2010–2019
“Porque Eu Vivo, e Vós Vivereis”
Outubro 2012


“Porque Eu Vivo, e Vós Vivereis”

Graças a Ele, sim, nosso Salvador Jesus Cristo, esses sentimentos de tristeza, solidão e desespero serão um dia substituídos por uma plenitude de alegria.

Enquanto servíamos como jovens missionários no Chile, meu companheiro e eu conhecemos uma família de sete pessoas no ramo. A mãe ia todas as semanas à Igreja com seus filhos. Presumimos que fossem membros antigos da Igreja. Após várias semanas, ficamos sabendo que não tinham sido batizados.

Imediatamente contatamos a família e perguntamos se poderíamos ir à casa deles para ensiná-los. O pai não estava interessado em conhecer o evangelho, mas não fazia objeção a que ensinássemos sua família.

A irmã Ramirez progrediu rapidamente nas palestras. Estava ansiosa para aprender toda a doutrina que ensinávamos. Certa noite, quando falávamos do batismo de crianças, ensinamos que as criancinhas são inocentes e que não precisam de batismo. Pedimos que ela lesse uma passagem no livro de Morôni:

“Eis que te digo que isto deverás ensinar — arrependimento e batismo aos que são responsáveis e capazes de cometer pecados; sim, ensina aos pais que devem arrepender-se e ser batizados e tornar-se humildes como as suas criancinhas; e serão todos salvos com suas criancinhas.

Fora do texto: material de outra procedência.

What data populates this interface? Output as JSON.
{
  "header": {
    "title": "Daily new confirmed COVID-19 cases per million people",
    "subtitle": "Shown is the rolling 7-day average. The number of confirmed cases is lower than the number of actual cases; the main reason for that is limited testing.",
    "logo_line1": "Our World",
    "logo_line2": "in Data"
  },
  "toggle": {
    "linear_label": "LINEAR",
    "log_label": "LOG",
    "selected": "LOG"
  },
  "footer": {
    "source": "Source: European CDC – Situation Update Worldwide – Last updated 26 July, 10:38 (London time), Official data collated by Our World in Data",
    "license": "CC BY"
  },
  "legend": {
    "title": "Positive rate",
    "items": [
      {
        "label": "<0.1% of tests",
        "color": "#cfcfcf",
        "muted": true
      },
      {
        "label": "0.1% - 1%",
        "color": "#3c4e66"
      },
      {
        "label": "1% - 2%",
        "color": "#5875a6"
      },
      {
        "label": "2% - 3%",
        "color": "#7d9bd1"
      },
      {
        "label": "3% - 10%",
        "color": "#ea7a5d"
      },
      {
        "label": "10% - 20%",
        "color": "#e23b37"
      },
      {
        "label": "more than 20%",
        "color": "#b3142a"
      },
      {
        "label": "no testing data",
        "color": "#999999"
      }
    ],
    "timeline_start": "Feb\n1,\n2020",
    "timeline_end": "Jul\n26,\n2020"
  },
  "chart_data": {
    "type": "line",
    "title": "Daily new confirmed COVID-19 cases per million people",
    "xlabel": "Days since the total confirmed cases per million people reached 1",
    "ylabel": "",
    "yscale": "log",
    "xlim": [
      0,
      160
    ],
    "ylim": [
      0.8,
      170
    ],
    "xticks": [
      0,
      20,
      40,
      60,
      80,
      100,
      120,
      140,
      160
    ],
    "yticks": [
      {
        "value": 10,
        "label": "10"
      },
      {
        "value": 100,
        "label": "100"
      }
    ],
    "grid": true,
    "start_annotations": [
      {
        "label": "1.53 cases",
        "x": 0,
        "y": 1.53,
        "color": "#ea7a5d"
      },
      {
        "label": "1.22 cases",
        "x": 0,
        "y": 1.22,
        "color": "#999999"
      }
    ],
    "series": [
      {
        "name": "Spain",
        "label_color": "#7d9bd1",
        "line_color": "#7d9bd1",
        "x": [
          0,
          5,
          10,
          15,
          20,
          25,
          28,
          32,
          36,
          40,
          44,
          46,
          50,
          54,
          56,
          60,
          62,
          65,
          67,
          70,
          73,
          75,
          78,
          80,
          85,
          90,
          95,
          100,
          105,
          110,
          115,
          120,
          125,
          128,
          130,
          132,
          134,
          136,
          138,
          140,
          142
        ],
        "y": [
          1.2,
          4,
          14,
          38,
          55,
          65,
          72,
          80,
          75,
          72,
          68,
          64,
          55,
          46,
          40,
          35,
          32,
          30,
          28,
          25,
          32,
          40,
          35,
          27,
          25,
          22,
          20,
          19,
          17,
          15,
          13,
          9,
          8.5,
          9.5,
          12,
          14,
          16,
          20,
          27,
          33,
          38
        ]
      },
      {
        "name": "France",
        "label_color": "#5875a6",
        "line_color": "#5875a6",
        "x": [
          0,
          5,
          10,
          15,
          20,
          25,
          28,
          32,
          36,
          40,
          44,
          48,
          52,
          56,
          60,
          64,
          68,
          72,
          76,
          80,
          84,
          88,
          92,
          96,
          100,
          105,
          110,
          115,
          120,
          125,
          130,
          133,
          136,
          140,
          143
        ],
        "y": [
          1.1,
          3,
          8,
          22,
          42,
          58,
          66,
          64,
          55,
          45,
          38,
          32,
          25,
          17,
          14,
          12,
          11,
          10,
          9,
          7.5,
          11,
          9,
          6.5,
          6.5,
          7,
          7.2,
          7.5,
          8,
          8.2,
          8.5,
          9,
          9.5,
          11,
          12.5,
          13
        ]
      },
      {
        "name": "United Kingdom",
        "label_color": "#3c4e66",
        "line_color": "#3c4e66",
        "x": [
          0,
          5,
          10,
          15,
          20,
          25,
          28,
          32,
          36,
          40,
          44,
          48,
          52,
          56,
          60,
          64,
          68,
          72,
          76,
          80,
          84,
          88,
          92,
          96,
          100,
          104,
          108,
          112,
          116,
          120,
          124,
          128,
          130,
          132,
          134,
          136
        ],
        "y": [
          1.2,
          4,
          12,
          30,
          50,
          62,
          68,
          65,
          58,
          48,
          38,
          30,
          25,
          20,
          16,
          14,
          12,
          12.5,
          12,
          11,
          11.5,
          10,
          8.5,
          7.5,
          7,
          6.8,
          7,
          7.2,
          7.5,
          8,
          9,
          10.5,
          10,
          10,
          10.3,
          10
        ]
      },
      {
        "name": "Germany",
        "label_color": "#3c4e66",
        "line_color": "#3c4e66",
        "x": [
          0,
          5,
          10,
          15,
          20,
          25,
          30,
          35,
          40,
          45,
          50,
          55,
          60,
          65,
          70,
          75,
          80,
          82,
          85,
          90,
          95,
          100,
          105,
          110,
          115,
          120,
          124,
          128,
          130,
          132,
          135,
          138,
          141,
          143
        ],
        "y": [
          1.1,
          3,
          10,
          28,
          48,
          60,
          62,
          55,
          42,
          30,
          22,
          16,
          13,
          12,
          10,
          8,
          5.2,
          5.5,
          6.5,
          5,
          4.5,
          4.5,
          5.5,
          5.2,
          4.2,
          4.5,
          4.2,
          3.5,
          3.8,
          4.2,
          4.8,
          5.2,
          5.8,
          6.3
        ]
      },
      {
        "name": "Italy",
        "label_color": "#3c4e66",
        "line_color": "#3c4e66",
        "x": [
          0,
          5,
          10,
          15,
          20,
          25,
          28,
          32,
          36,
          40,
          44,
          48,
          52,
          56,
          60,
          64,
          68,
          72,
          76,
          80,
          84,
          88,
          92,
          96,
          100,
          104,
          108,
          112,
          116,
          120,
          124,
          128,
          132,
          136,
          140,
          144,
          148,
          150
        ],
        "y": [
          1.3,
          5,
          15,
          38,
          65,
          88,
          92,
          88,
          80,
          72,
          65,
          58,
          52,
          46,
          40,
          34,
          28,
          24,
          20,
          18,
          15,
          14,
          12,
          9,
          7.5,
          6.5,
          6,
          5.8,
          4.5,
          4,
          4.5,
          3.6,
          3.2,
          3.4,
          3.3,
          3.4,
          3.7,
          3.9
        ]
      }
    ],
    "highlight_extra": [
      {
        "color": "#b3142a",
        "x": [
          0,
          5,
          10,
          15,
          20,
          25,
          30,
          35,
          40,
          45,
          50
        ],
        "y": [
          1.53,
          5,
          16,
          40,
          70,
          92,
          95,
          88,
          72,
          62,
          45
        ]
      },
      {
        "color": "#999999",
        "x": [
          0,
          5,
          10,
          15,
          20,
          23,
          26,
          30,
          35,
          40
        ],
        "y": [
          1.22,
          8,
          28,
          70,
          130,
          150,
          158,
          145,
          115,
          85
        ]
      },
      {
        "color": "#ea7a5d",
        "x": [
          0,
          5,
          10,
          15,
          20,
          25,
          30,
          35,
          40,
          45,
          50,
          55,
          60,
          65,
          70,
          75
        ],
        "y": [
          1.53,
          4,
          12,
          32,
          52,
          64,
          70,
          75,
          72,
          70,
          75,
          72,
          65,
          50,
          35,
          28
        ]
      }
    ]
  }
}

E suas criancinhas não necessitam de arrependimento nem de batismo. Eis que batismo é para arrependimento, a fim de que se cumpram os mandamentos para a remissão de pecados.

As criancinhas, porém, estão vivas em Cristo desde a fundação do mundo; se não for assim, Deus é um Deus parcial e também um Deus variável, que faz acepção de pessoas; porque quantas criancinhas morreram sem batismo!”1

Depois de ler essa escritura, a irmã Ramirez começou a soluçar. Meu companheiro e eu ficamos sem saber o que fazer. Perguntei: “Irmã Ramirez, dissemos ou fizemos algo que a ofendeu?”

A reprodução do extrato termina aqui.